Why I Hate Hourly Billing – My Column from the Nashua Telegraph – January 15, 2014

For years I have said that if someone had told me about hourly billing before I decided to go to law school, I might not have gone. Now, after over 28 years tracking my time by tenths of an hour for billing purposes, I can say it with certainty: had I known about hourly billing in 1982, I would never have become a lawyer. Why do I hate hourly billing so much? With apologies to Elizabeth Barrett Browning, let me count the ways.

            I hate hourly billing because it defies economic reality. Too often, there is little or no correlation between the hours a lawyer spends on a matter and the value of the services provided to the client. When hourly billing is the payment mechanism, the practice of law becomes that rarest of industries where one can charge $500.00 for a $59.00 toaster because it took a lot of time to build it.

            I hate hourly billing because too often bills surprise the client. Even when clients have a general idea about what a given bill might be, they still open that monthly invoice with trepidation. Unless they have called to find out, they have no way of knowing how much time was plowed into their matter during the prior month. Too often, painful surprises lurk inside that envelope. In business, nobody likes surprises.

            I hate hourly billing because it keeps clients from communicating with their lawyers. It makes one’s lawyer a person to be avoided, because each interaction generates a time entry and charge on the bill. That grim reality turns small client problems into larger problems that could have been avoided had an early phone dall been made. It also makes it hard for lawyer and client to build the healthiest kind of relationship: one based on mutual trust and respect that stands the test of time.

            I hate hourly billing because it rewards lawyers for being inefficient. Good lawyers use their best efforts to ignore the fact that they generate more revenue by pouring more time into the matter. But lawyers have mouths to feed too.  When fees are generated by time worked on the matter, zealous representation too often becomes inefficient representation. A billing mechanism that places producers in such an inherent conflict of interest ought to be frowned upon, not embraced as the industry standard.

            I hate hourly billing because it is the root cause of many of the legal profession’s image problems. Because lawyers make more money by billing more time, the public perceives them as professional gougers. In some instances, of course, they are. When pressed, every lawyer I know can recount instances where either they themselves or another lawyer or law firm deliberately drove up the legal fee. The ugly truth is it happens all the time. Hourly billing makes it easy.

            Most of all, I hate hourly billing because of how it makes me feel every day. Keeping track of every minute of my day and billing clients for what I do during each ten percent increment of my time makes the work inherently unpleasant.  Accuracy, which ought to be at a premium, is in reality quite difficult to attain. That causes all sorts of stress in my daily work life. Hourly billing, for me, makes the practice of law uniquely exhausting. Too often I feel like a slave to time, rather than an expert in my chosen field.

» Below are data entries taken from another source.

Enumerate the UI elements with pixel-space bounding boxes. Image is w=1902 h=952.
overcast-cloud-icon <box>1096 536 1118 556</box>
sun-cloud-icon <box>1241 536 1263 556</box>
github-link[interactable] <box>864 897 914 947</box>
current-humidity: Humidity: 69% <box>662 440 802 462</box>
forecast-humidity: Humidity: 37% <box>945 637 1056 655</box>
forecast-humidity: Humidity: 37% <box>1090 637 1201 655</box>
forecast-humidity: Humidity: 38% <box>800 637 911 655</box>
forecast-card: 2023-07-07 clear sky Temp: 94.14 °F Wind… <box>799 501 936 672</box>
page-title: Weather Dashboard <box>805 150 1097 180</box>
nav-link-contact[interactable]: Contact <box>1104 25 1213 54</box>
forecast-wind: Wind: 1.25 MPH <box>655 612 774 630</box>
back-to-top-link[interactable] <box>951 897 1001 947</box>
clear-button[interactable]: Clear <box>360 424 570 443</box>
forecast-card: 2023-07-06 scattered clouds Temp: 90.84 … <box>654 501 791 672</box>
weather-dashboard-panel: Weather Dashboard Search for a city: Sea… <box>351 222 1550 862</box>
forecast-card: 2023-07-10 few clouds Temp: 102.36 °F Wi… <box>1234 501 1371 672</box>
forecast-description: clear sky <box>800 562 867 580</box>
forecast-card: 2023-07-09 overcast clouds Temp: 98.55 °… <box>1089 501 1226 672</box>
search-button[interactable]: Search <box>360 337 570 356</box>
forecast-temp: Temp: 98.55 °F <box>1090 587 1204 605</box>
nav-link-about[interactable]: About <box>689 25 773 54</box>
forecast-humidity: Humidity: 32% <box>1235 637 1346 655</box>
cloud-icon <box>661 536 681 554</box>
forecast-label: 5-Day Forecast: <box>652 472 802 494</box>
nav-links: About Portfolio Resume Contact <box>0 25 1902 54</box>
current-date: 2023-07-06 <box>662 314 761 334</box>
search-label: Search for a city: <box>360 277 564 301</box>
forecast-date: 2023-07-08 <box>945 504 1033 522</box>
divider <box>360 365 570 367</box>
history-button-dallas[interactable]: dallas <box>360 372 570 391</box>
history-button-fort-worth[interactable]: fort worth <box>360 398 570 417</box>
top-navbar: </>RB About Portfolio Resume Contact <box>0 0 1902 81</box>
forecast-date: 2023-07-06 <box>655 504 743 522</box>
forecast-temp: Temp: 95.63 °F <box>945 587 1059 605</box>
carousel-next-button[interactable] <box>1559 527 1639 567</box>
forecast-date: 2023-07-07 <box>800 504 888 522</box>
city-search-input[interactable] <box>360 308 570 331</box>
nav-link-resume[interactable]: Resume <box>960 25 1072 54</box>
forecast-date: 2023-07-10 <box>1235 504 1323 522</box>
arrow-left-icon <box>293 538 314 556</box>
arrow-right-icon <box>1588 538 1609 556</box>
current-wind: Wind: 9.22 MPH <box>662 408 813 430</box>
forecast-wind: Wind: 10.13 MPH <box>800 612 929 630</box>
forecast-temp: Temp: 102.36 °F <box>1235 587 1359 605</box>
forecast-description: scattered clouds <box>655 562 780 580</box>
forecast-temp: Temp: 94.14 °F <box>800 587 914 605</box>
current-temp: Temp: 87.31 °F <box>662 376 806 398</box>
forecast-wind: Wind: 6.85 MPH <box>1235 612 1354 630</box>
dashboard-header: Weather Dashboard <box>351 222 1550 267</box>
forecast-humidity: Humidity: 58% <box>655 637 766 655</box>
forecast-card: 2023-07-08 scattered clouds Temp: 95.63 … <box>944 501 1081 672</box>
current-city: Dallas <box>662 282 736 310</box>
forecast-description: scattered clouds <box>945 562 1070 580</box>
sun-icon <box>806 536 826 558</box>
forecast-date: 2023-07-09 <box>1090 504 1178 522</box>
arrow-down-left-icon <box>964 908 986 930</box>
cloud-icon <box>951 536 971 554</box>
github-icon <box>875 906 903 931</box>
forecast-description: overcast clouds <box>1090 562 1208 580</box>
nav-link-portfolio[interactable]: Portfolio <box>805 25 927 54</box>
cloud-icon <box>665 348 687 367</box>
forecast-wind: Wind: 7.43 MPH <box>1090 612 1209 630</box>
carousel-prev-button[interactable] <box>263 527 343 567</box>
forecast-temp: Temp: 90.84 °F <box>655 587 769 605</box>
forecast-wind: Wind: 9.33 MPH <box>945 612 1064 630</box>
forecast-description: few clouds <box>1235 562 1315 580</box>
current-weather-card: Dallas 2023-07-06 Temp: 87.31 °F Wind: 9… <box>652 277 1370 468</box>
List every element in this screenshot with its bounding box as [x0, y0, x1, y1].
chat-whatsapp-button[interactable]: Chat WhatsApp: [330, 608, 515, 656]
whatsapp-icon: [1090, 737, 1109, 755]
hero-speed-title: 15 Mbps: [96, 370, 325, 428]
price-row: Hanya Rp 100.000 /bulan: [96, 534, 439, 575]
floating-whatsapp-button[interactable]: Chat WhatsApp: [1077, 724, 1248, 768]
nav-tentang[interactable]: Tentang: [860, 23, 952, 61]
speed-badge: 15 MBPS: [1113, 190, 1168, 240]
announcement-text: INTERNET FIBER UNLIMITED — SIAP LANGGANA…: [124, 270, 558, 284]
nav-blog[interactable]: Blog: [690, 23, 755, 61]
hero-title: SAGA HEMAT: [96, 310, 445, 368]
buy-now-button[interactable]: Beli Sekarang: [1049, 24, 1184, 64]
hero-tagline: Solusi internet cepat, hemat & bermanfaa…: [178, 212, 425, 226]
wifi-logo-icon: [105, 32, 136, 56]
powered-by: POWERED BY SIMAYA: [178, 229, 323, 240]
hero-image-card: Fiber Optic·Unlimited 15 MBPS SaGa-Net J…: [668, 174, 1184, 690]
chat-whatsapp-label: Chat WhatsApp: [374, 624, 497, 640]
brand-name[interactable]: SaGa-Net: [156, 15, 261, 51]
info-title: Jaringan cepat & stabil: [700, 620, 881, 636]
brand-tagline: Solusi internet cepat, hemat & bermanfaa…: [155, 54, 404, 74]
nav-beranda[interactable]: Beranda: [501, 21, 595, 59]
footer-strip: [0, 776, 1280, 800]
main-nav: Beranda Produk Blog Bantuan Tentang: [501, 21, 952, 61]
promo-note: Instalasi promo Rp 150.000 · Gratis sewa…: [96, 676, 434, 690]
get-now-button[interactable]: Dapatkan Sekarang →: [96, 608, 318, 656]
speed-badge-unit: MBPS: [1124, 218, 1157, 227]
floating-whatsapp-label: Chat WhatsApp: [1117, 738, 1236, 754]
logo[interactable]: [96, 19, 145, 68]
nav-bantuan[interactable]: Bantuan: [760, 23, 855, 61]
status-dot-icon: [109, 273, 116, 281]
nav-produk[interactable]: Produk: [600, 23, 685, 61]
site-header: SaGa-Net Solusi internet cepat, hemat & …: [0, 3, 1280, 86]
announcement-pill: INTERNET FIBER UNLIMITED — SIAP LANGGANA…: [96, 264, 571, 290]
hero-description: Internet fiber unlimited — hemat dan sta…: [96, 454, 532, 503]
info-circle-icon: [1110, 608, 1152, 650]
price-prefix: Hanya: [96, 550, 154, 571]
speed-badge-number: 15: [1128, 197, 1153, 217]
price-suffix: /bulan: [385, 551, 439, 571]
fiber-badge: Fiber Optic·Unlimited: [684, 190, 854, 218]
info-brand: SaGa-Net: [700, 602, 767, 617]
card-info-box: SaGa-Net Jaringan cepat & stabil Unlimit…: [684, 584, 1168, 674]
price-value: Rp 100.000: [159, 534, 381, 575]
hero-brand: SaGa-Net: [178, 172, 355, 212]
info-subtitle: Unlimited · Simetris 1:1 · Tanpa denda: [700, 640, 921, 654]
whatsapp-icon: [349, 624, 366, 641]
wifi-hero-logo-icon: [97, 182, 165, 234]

            I hate hourly billing because it is antiquated. Hourly billing was created by lawyers decades ago at a time when lawyers were scarce and clients were wholly dependent upon them for legal advice. Today’s marketplace is completely different. Today there are too many lawyers. Today there is the Internet, which provides access to legal information and has lifted the curtain to expose what lawyers do. Much of what used to be pitched by lawyers as unique if not magical is now available online to everyone for free.

While clients in some market sectors are demanding methods of paying for legal services other than hourly billing, most lawyers continue to resist the change that is coming. At the highest levels in some urban markets, hourly rates have actually crossed the triple digit barrier, and there are still clients that willingly pay them. But change is coming.

            The business world is evolving, and with that evolution wealth and power are shifting from their traditional locales in banking and finance to the world of technology.  The emerging generation of powerful and wealthy business leaders has been weaned on thinking outside the box and employing new ideas to increase efficiency. They are experienced at viewing the status quo with suspicion, and are unlikely to embrace their grandfather’s billing arrangements. They will demand that lawyers change. 

            Clients in the future will be seeking different billing models that better reflect the economic realities that drive healthy relationships between lawyer and client. Those models will reward efficiency, not undermine it. They will promote effective communication, not inhibit it. They will serve both parties, not just one. If lawyers are lucky, they might even make the practice of law more enjoyable.